¿Cuánto vale una vida? Hace tiempo que intento responder esta pregunta y tan solo ahora creo haber encontrado la respuesta.
Me bautizaron Virginia.
Mancillé ese nombre a los trece años en el desvencijado asiento de un seiscientos,
entre caricias prestadas y sorbos de pasión y ginebra. Siempre viví deprisa, sentía
demasiado vértigo como para detenerme a contemplar la existencia con la laxitud
que envenena al común de los mortales. Pero no se puede correr eternamente.

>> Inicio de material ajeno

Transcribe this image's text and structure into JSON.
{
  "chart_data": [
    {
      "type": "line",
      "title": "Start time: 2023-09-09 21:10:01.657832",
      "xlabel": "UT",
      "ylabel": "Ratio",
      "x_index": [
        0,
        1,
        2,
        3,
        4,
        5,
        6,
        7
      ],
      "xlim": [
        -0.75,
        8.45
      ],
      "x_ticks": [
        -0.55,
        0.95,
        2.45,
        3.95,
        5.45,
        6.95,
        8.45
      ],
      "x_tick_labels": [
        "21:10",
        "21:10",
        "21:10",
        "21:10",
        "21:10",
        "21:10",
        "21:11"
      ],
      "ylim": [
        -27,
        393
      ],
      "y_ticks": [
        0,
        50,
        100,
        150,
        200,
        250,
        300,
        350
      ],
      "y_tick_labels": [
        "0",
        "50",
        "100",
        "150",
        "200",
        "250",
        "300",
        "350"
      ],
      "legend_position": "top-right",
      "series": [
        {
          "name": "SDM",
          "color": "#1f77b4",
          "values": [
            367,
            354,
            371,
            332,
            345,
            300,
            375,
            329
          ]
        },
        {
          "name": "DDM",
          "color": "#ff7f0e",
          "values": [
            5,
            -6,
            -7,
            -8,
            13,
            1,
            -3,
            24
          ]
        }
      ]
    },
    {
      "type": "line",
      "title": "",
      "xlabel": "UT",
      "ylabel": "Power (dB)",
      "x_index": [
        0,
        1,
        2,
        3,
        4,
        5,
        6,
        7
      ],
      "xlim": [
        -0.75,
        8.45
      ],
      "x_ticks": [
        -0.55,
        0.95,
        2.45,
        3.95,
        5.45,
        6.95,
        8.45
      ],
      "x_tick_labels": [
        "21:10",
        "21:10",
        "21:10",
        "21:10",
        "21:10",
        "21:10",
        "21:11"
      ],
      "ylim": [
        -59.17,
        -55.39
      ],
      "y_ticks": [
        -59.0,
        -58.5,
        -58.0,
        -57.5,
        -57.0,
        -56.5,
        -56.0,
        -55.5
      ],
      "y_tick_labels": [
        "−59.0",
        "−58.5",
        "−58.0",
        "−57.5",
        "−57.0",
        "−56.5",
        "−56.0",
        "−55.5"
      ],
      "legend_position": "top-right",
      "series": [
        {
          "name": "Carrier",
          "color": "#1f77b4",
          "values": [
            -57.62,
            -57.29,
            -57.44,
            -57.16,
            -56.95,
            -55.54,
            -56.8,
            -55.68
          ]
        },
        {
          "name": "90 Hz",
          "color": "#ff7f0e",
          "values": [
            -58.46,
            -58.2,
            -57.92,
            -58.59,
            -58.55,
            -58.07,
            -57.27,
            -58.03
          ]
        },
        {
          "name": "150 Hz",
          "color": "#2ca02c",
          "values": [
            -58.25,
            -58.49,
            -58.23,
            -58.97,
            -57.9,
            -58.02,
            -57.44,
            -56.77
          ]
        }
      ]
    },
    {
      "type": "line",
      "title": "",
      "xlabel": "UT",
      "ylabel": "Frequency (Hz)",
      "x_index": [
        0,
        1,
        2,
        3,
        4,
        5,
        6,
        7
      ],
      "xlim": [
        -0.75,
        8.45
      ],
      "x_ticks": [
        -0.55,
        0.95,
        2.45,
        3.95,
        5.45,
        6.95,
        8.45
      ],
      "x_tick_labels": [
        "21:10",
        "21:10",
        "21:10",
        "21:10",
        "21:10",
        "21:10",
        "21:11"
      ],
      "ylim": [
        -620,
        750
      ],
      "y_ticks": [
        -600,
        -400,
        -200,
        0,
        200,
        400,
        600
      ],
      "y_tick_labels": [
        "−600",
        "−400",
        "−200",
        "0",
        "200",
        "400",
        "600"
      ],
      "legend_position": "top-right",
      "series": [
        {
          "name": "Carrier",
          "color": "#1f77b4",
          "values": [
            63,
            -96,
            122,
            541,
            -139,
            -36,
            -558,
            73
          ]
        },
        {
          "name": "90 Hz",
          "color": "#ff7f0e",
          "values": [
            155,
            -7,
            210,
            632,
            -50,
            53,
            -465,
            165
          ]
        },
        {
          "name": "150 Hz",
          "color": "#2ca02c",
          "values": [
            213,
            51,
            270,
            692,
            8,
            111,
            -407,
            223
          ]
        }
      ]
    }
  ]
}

Cierto espíritu inconformista y
la influencia de un profesor de militancia bohemia consiguieron empujarme a estudiar
periodismo. Fueron los años del amor libre y la crítica a un sistema que nos oprimía,
el paso por la universidad me dio la oportunidad de rebelarme haciendo honor a las
dos cosas. En poco tiempo obtuve también una licenciatura en carreras delante
de los grises. No estaba hecha para pasar el día sentada en una oficina,
y la sección de sucesos se me antojaba una gigantesca opereta para entretener a
las masas, así que enseguida comencé a peregrinar por el mundo cargada con
toneladas de inocencia y los ochocientos gramos de mi Canon F1.